Scott Walker’s measures were not only anti-labor and anti-Wisconsin, but the were anti-women measures. Walker particularly attacked teachers (disproportionately women) and women’s health. Women’s Health was one of the top three issues discussed in this recall election, which is a small but definitive victory for our nation. Years ago women’s health wasn’t a concern, let alone “controversial” as Walker put it while justifying why he defunded Planned Parenthood. Inevitably though, if Walker was defeated women’s health would not have to be discussed because it was vulnerable to extinction, but solely because of its importance to our society. Until gender equality has been achieved though, the issues of the “other” (i.e. women) will never be considered major issues to the patriarchal state.
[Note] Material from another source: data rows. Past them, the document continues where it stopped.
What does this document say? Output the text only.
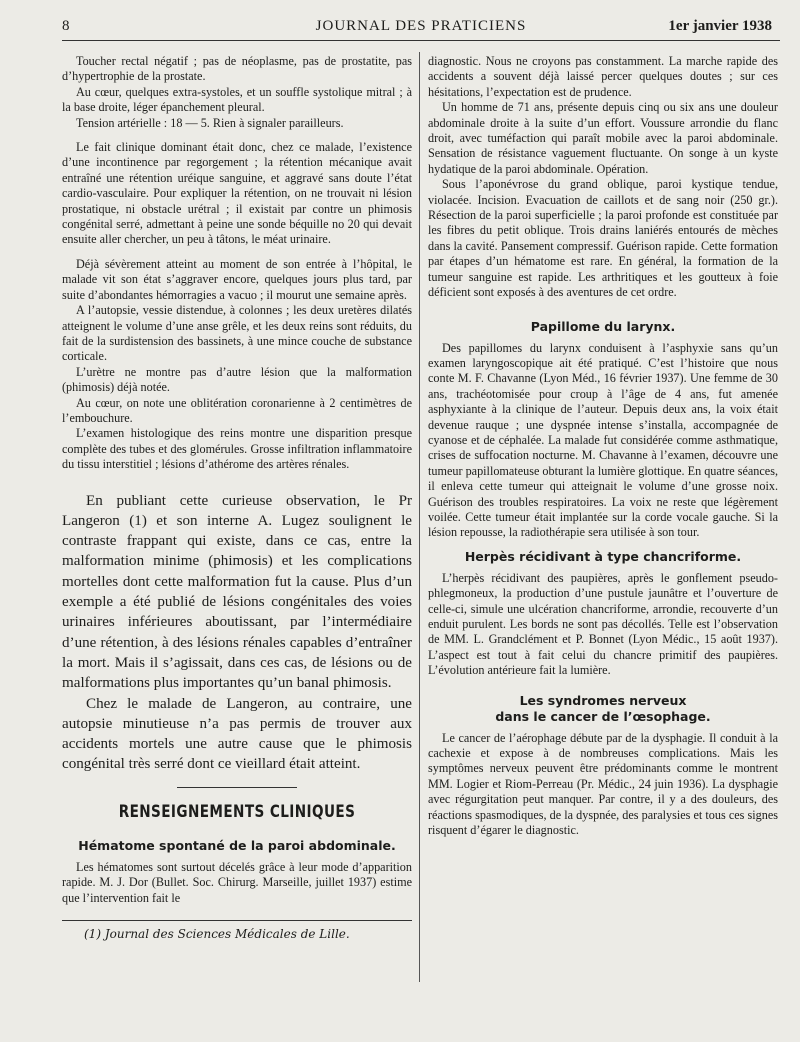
8	JOURNAL DES PRATICIENS	1er janvier 1938

Toucher rectal négatif ; pas de néoplasme, pas de prostatite, pas d’hypertrophie de la prostate.

Au cœur, quelques extra-systoles, et un souffle systolique mitral ; à la base droite, léger épanchement pleural.

Tension artérielle : 18 — 5. Rien à signaler parailleurs.

Le fait clinique dominant était donc, chez ce malade, l’existence d’une incontinence par regorgement ; la rétention mécanique avait entraîné une rétention uréique sanguine, et aggravé sans doute l’état cardio-vasculaire. Pour expliquer la rétention, on ne trouvait ni lésion prostatique, ni obstacle urétral ; il existait par contre un phimosis congénital serré, admettant à peine une sonde béquille no 20 qui devait ensuite aller chercher, un peu à tâtons, le méat urinaire.

Déjà sévèrement atteint au moment de son entrée à l’hôpital, le malade vit son état s’aggraver encore, quelques jours plus tard, par suite d’abondantes hémorragies a vacuo ; il mourut une semaine après.

A l’autopsie, vessie distendue, à colonnes ; les deux uretères dilatés atteignent le volume d’une anse grêle, et les deux reins sont réduits, du fait de la surdistension des bassinets, à une mince couche de substance corticale.

L’urètre ne montre pas d’autre lésion que la malformation (phimosis) déjà notée.

Au cœur, on note une oblitération coronarienne à 2 centimètres de l’embouchure.

L’examen histologique des reins montre une disparition presque complète des tubes et des glomérules. Grosse infiltration inflammatoire du tissu interstitiel ; lésions d’athérome des artères rénales.

En publiant cette curieuse observation, le Pr Langeron (1) et son interne A. Lugez soulignent le contraste frappant qui existe, dans ce cas, entre la malformation minime (phimosis) et les complications mortelles dont cette malformation fut la cause. Plus d’un exemple a été publié de lésions congénitales des voies urinaires inférieures aboutissant, par l’intermédiaire d’une rétention, à des lésions rénales capables d’entraîner la mort. Mais il s’agissait, dans ces cas, de lésions ou de malformations plus importantes qu’un banal phimosis.

Chez le malade de Langeron, au contraire, une autopsie minutieuse n’a pas permis de trouver aux accidents mortels une autre cause que le phimosis congénital très serré dont ce vieillard était atteint.

RENSEIGNEMENTS CLINIQUES
Hématome spontané de la paroi abdominale.

Les hématomes sont surtout décelés grâce à leur mode d’apparition rapide. M. J. Dor (Bullet. Soc. Chirurg. Marseille, juillet 1937) estime que l’intervention fait le

(1) Journal des Sciences Médicales de Lille.

diagnostic. Nous ne croyons pas constamment. La marche rapide des accidents a souvent déjà laissé percer quelques doutes ; sur ces hésitations, l’expectation est de prudence.

Un homme de 71 ans, présente depuis cinq ou six ans une douleur abdominale droite à la suite d’un effort. Voussure arrondie du flanc droit, avec tuméfaction qui paraît mobile avec la paroi abdominale. Sensation de résistance vaguement fluctuante. On songe à un kyste hydatique de la paroi abdominale. Opération.

Sous l’aponévrose du grand oblique, paroi kystique tendue, violacée. Incision. Evacuation de caillots et de sang noir (250 gr.). Résection de la paroi superficielle ; la paroi profonde est constituée par les fibres du petit oblique. Trois drains laniérés entourés de mèches dans la cavité. Pansement compressif. Guérison rapide. Cette formation par étapes d’un hématome est rare. En général, la formation de la tumeur sanguine est rapide. Les arthritiques et les goutteux à foie déficient sont exposés à des aventures de cet ordre.

Papillome du larynx.

Des papillomes du larynx conduisent à l’asphyxie sans qu’un examen laryngoscopique ait été pratiqué. C’est l’histoire que nous conte M. F. Chavanne (Lyon Méd., 16 février 1937). Une femme de 30 ans, trachéotomisée pour croup à l’âge de 4 ans, fut amenée asphyxiante à la clinique de l’auteur. Depuis deux ans, la voix était devenue rauque ; une dyspnée intense s’installa, accompagnée de cyanose et de céphalée. La malade fut considérée comme asthmatique, crises de suffocation nocturne. M. Chavanne à l’examen, découvre une tumeur papillomateuse obturant la lumière glottique. En quatre séances, il enleva cette tumeur qui atteignait le volume d’une grosse noix. Guérison des troubles respiratoires. La voix ne reste que légèrement voilée. Cette tumeur était implantée sur la corde vocale gauche. Si la lésion repousse, la radiothérapie sera utilisée à son tour.

Herpès récidivant à type chancriforme.

L’herpès récidivant des paupières, après le gonflement pseudo-phlegmoneux, la production d’une pustule jaunâtre et l’ouverture de celle-ci, simule une ulcération chancriforme, arrondie, recouverte d’un enduit purulent. Les bords ne sont pas décollés. Telle est l’observation de MM. L. Grandclément et P. Bonnet (Lyon Médic., 15 août 1937). L’aspect est tout à fait celui du chancre primitif des paupières. L’évolution antérieure fait la lumière.

Les syndromes nerveux
dans le cancer de l’œsophage.

Le cancer de l’aérophage débute par de la dysphagie. Il conduit à la cachexie et expose à de nombreuses complications. Mais les symptômes nerveux peuvent être prédominants comme le montrent MM. Logier et Riom-Perreau (Pr. Médic., 24 juin 1936). La dysphagie avec régurgitation peut manquer. Par contre, il y a des douleurs, des réactions spasmodiques, de la dyspnée, des paralysies et tous ces signes risquent d’égarer le diagnostic.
The power in Wisconsin peaked when the coalition partners “We Are Wisconsin” recruited 50,000 volunteers in the final 96 hours before Election Day and knocked on 1.5 million doors throughout the state. Such small actions gave a powerful impact; in order to defeat Democrat Tom Barrett, Scott Walker had to out spend Barrett’s campaign eight to one. Walker also was guided to victory by numerous voter suppression acts, such as hanging campaign literature on thousands of doors in lower income communities with the wrong polling location; Walker’s campaign also spread word that Wisconsin citizens needed a photo ID in order to vote, which is certainly not true. These voter suppression acts affected the young, old, lower classes and minority races disproportionately because of the scarce resources available to these folks.
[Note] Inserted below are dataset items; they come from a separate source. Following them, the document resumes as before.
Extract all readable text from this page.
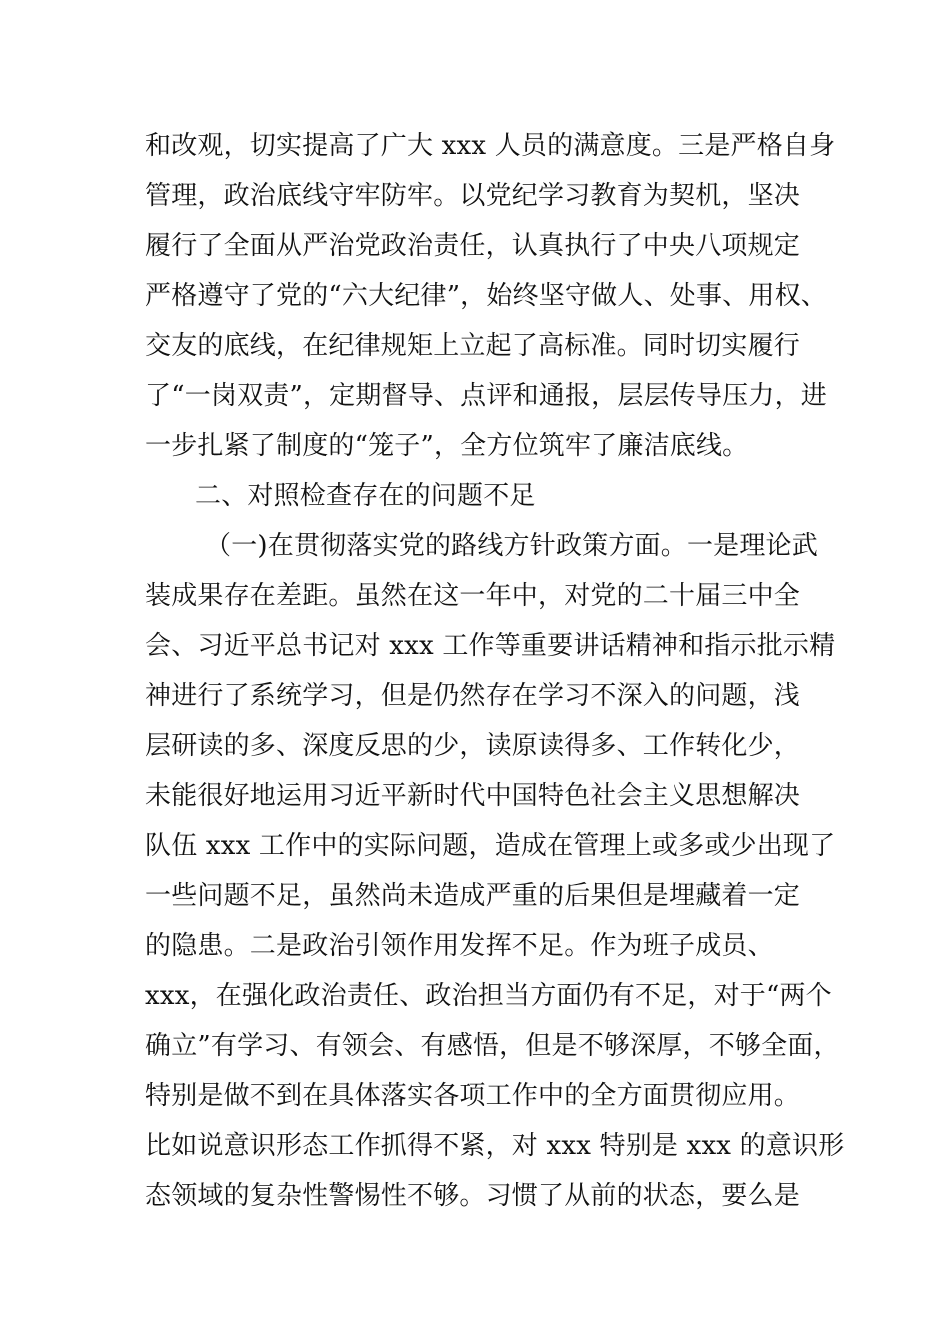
和改观，切实提高了广大 xxx 人员的满意度。三是严格自身
管理，政治底线守牢防牢。以党纪学习教育为契机，坚决
履行了全面从严治党政治责任，认真执行了中央八项规定
严格遵守了党的“六大纪律”，始终坚守做人、处事、用权、
交友的底线，在纪律规矩上立起了高标准。同时切实履行
了“一岗双责”，定期督导、点评和通报，层层传导压力，进
一步扎紧了制度的“笼子”，全方位筑牢了廉洁底线。
二、对照检查存在的问题不足
（一)在贯彻落实党的路线方针政策方面。一是理论武
装成果存在差距。虽然在这一年中，对党的二十届三中全
会、习近平总书记对 xxx 工作等重要讲话精神和指示批示精
神进行了系统学习，但是仍然存在学习不深入的问题，浅
层研读的多、深度反思的少，读原读得多、工作转化少，
未能很好地运用习近平新时代中国特色社会主义思想解决
队伍 xxx 工作中的实际问题，造成在管理上或多或少出现了
一些问题不足，虽然尚未造成严重的后果但是埋藏着一定
的隐患。二是政治引领作用发挥不足。作为班子成员、
xxx，在强化政治责任、政治担当方面仍有不足，对于“两个
确立”有学习、有领会、有感悟，但是不够深厚，不够全面，
特别是做不到在具体落实各项工作中的全方面贯彻应用。
比如说意识形态工作抓得不紧，对 xxx 特别是 xxx 的意识形
态领域的复杂性警惕性不够。习惯了从前的状态，要么是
With tens of thousands boots on the ground, our “volunteer army” wasn’t enough to defeat Walker because the coalition wasn’t strong enough to defeat the questioning individuals who neither understood what the recall was about or how it would affect this nation past June 5. Wisconsin has been a key state in several federal elections; it has come into the depression with a surplus and economically sound. Therefore, with the dismantling of social programs and the working class with no consequences to Walker or his corporate sponsors, the precedent is set. Unless the people on the ground, those being torn apart and their allies come together to support what is correct and the rights of all citizens and non citizens, then the Walkers and Scotts and Perrys of the country will remain at the top of the power structure and the people will be relinquished to the bottom where their work is considered “unproductive”.
The direct action at the Capitol in Madison, as eye catching and powerful as it was, needs to persist. Further measures must be taken besides door knocking and phone banking for a liberal election. The “power of the people” comes from a combination of voice, movement and vote and when those are divided, they will be conquered.